Why You Should Think Twice Before Trying The CICO Diet

A medium-sized donut is 198 calories, nearly the same number of calories in a skinless chicken breast, per the United States Department of Agriculture. Yet, we may feel guilty after a Dunkin' run, but pat ourselves on the back for lunching on a lean, grilled fillet. If weight loss is all about "calories in, calories out," or CICO as a popular Reddit forum has abbreviated it, then as long as we stay within a specific calorie limit every day, theoretically, those calories should be enjoyed on whatever foods we like the most, proponents of the CICO diet claim, making donuts fair game. Except, many nutrition experts argue that weight loss is not as simple as eating fewer calories than you burn.

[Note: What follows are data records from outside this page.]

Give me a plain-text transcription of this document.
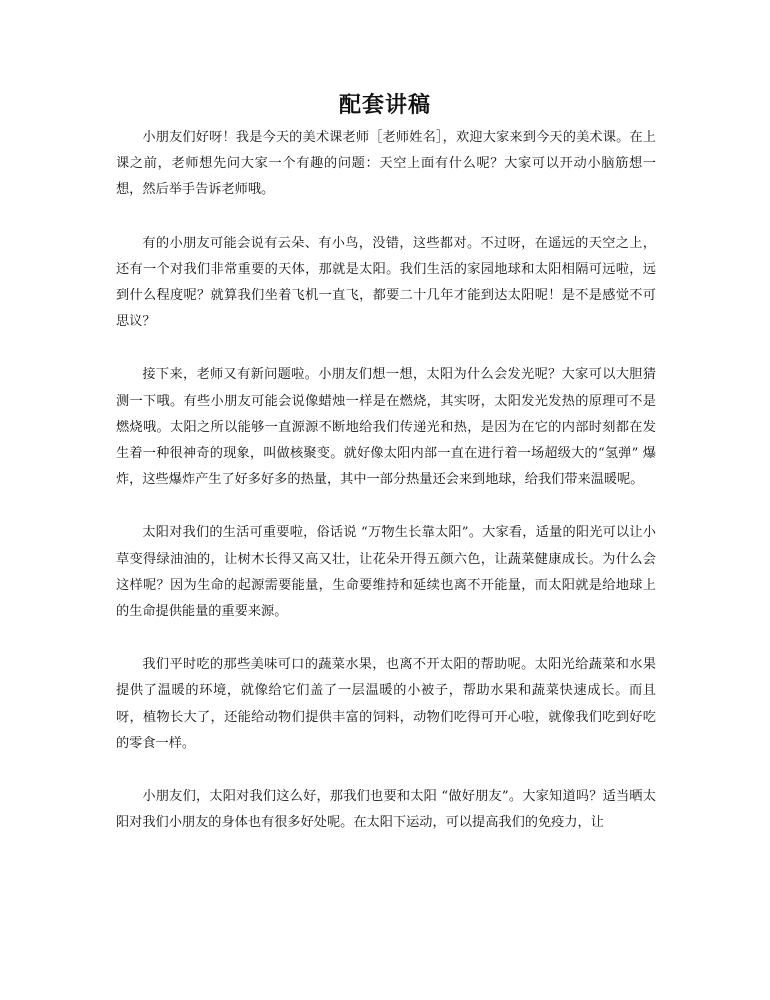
配套讲稿

小朋友们好呀！我是今天的美术课老师［老师姓名］，欢迎大家来到今天的美术课。在上课之前，老师想先问大家一个有趣的问题：天空上面有什么呢？大家可以开动小脑筋想一想，然后举手告诉老师哦。

有的小朋友可能会说有云朵、有小鸟，没错，这些都对。不过呀，在遥远的天空之上，还有一个对我们非常重要的天体，那就是太阳。我们生活的家园地球和太阳相隔可远啦，远到什么程度呢？就算我们坐着飞机一直飞，都要二十几年才能到达太阳呢！是不是感觉不可思议？

接下来，老师又有新问题啦。小朋友们想一想，太阳为什么会发光呢？大家可以大胆猜测一下哦。有些小朋友可能会说像蜡烛一样是在燃烧，其实呀，太阳发光发热的原理可不是燃烧哦。太阳之所以能够一直源源不断地给我们传递光和热，是因为在它的内部时刻都在发生着一种很神奇的现象，叫做核聚变。就好像太阳内部一直在进行着一场超级大的“氢弹” 爆炸，这些爆炸产生了好多好多的热量，其中一部分热量还会来到地球，给我们带来温暖呢。

太阳对我们的生活可重要啦，俗话说 “万物生长靠太阳”。大家看，适量的阳光可以让小草变得绿油油的，让树木长得又高又壮，让花朵开得五颜六色，让蔬菜健康成长。为什么会这样呢？因为生命的起源需要能量，生命要维持和延续也离不开能量，而太阳就是给地球上的生命提供能量的重要来源。

我们平时吃的那些美味可口的蔬菜水果，也离不开太阳的帮助呢。太阳光给蔬菜和水果提供了温暖的环境，就像给它们盖了一层温暖的小被子，帮助水果和蔬菜快速成长。而且呀，植物长大了，还能给动物们提供丰富的饲料，动物们吃得可开心啦，就像我们吃到好吃的零食一样。

小朋友们，太阳对我们这么好，那我们也要和太阳 “做好朋友”。大家知道吗？适当晒太阳对我们小朋友的身体也有很多好处呢。在太阳下运动，可以提高我们的免疫力，让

According to Cynthia Sass, MPH, RD, our bodies simply don't process all calories in the exact same way. "We now know that the quality of the calories you consume — as well as the macronutrient balance and timing — all impact metabolism, satiety, and how your body utilizes calories," Sass told Health. "It's not as simple as a math equation."

The satiety of the foods you eat impacts your weight loss efforts

Protein-rich foods — like grilled chicken — as well as foods that contain healthy fats and fiber, are more filling than highly processed foods containing refined sugar — aka, that donut. Plus, your body exerts more effort burning protein than simple sugars (per Healthline). This doesn't mean you can't lose weight eating high-sugar foods if you stay at a calorie deficit, but according to experts, it will be a longer, harder journey than if you chose nutrient-rich options. "We don't burn calories the same way every day. For example, we burn calories from carbs more quickly than those from fat or protein. That's why when you eat fat or protein, you'll feel more satisfied," Bonnie Taub-Dix, RDN, told Prevention. Erin Palinski-Wade, RD, CDE, LDN, CPT, agreed, and gave an example: "For instance, following a 1,500-calorie diet packed with simple sugars will not only leave you hungry, but you'd see slower results as your body doesn't have to work very hard at all to digest sugar."

But what if you really, really love donuts? You can still have them! Just be mindful of portion sizes and make them an occasional treat — rather than a dietary staple. "Ultimately, you want to find a diet that's sustainable, flexible, and enjoyable," said Torey Armul, a registered dietitian (via Vice).